Et il y a dans cet islamisme radical, puisque c'est le cœur du sujet (1b), abordons-le et nommons-le, une volonté revendiquée, affichée, une organisation méthodique pour contrevenir aux lois de la République et créer un ordre parallèle, ériger d'autres valeurs, développer une autre organisation de la société (8), séparatiste dans un premier temps, mais dont le but final est de prendre le contrôle, complet celui-ci (9). Et c'est ce qui fait qu'on en vient ainsi progressivement à rejeter la liberté d'expression, la liberté de conscience (10), le droit au blasphème (11). Qu'insidieusement, on conduit à se radicaliser. Près de 170 personnes, pour ne citer qu'un exemple, sont suivies pour radicalisation violente ici, dans les Yvelines (12). On vient parfois jusqu'à aller faire le djihad (13). Nous savons que nous avons 70 jeunes qui sont partis en Syrie (14), dans le département et qui sont souvent des enfants de la République suivant cette dérive, allant même jusqu'à passer à l'acte en tentant de verser le sang où parfois jusqu'au pire. C'est aussi cette voie dont nous avons encore vu les manifestations vendredi dernier, à proximité des locaux de Charlie Hebdo (15).

 (...)

L'islam est une religion qui vit une crise aujourd'hui (16), partout dans le monde. Nous ne le voyons pas que dans notre pays, c'est une crise profonde qui est liée à des tensions entre des fondamentalismes, des projets justement religieux et politiques qui, on le voit dans toutes les régions du monde, conduisent à un durcissement très fort, y compris dans des pays où l'islam est la religion majoritaire. Regardez notre amie, la Tunisie, pour ne citer que cet exemple. Il y a 30 ans, la situation était radicalement différente dans l'application de cette religion (17), la manière de la vivre et les tensions que nous vivons dans notre société sont présentes dans celle-ci qui est sans doute l'une des plus éduquées, développées de la région. Il y a donc, une crise de l'islam, partout qui est gangrené par ces formes radicales, par ces tentations radicales et par une aspiration à un djihad réinventé, qui est la destruction de l'autre.
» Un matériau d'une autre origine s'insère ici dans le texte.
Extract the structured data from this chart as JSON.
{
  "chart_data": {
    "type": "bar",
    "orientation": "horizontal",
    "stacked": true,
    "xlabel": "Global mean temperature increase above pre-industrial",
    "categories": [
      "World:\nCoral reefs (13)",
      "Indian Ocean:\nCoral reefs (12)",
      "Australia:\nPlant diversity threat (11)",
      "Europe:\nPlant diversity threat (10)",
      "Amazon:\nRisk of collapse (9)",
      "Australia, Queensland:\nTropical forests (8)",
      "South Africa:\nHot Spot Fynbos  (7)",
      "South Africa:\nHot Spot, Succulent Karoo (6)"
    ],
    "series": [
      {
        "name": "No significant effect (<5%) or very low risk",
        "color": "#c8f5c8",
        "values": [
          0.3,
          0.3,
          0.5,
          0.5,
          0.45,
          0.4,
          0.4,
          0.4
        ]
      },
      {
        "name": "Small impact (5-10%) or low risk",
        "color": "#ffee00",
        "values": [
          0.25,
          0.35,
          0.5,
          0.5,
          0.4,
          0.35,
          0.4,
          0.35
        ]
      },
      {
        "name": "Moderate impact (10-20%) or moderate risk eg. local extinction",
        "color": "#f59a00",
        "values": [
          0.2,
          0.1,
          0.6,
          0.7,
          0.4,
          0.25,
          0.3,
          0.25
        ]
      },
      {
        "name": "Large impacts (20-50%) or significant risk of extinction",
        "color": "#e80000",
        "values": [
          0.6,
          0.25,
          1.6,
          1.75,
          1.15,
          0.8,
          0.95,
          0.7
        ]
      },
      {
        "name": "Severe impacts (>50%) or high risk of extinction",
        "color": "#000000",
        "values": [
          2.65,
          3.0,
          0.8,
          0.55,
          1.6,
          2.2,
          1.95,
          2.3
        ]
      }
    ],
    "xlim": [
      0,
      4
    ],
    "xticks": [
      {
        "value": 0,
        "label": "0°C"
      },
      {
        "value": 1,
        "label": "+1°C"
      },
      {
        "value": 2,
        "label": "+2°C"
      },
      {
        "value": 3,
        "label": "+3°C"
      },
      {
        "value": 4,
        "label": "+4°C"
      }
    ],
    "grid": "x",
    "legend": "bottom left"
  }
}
Le projet de califat territorial contre lequel nous avons lutté au Levant, contre lequel nous luttons au Sahel (18), mais partout, des formes plus ou moins insidieuses, les plus radicales. Cette crise nous touche par définition aussi. (...)

Je me contenterai de commenter les extraits affichés ci-dessus du discours des Mureaux.

(1) séparatisme islamiste. Inclusion, exclusion. Si l'on combat un séparatisme 'islamiste', cela veut-il dire qu'on ne combat que ce prétendu séparatisme-là, et pas les autres ? La France c'est bien le pays qui combat, depuis des décennies, des séparatismes en Bretagne, au pays basque, et surtout en Corse ! Il n'y aurait donc plus de problèmes de séparatisme à la frontière espagnole et en Corse ? En tout cas, ce sont les cagoulards du FLNC - Canal Historique qui ont dû bien rigoler !

(1b) dans cet islamisme radical, puisque c'est le cœur du sujet... Tout le monde comprend que nous sommes là devant un sérieux problème de sémantique ? Parce que si "judaïsme", "christianisme", "shintoïsme", "boudhisme", "taoïsme", "hindouisme", 'maoïsme", "paganisme", "confucianisme", "communisme", "soufisme", "chiisme", "marxisme", "libéralisme", sont recevables en leur qualité de courants de pensées, on ne comprendrait pas très bien en quoi "islamisme" serait entaché de péjoration ! Et ce serait déjà porter gravement atteinte à la liberté de pensée et d'expression que d'ériger l'islamisme au rang de doctrine susceptible de poursuites judiciaires ! 

Mais, du coup, si "islamisme" n'est pas plus péjorativement connoté que "judaïsme", "christianisme", voire "marxisme", pourquoi diable "islamiste" serait-il plus péjorativement connoté que "marxiste", par exemple ?

J'imagine que d'aucuns sont tout à fait conscients de la difficulté du problème, ce qui expliquerait probablement le rajout de l'épithète "radical".

Le problème ne serait, donc, pas lié à l'islamisme en tant que tel, mais à sa version radicale. Mais est-ce seulement le cas ?

D'abord, pourquoi l'épithète "radical", si usitée dans le milieu politique (Parti Radical, Radicaux de Gauche, Parti Radical Valoisien, etc.) deviendrait-elle sulfureuse tout d'un coup, dès lors qu'il s'agit d'islam ou d'islamisme ? 

Quant à l'association islamisme/radical, automatiquement sulfureuse aux yeux de certains, je ne suis pas sûr que tout le monde s'en contente. Je veux dire par-là que tous ceux et toutes celles qui usent si souvent du vocable "islamisme" - y compris sans l'épithète 'radical' - sont-ils absolument "raccord", à savoir pensent-ils, tous, qu'islamisme n'est pas plus péjoratif que judaïsme, par exemple ?

Nous nous promettons de nous livrer à une petite recherche et analyse sémiologique des discours qui ont actuellement cours dans le Landerneau politico-médiatique. (i)

(2) c'est un projet conscient, théorisé, politico-religieux. Ah bon ? L'auteur de ces mots a les noms de ces théoriciens politico-religieux ?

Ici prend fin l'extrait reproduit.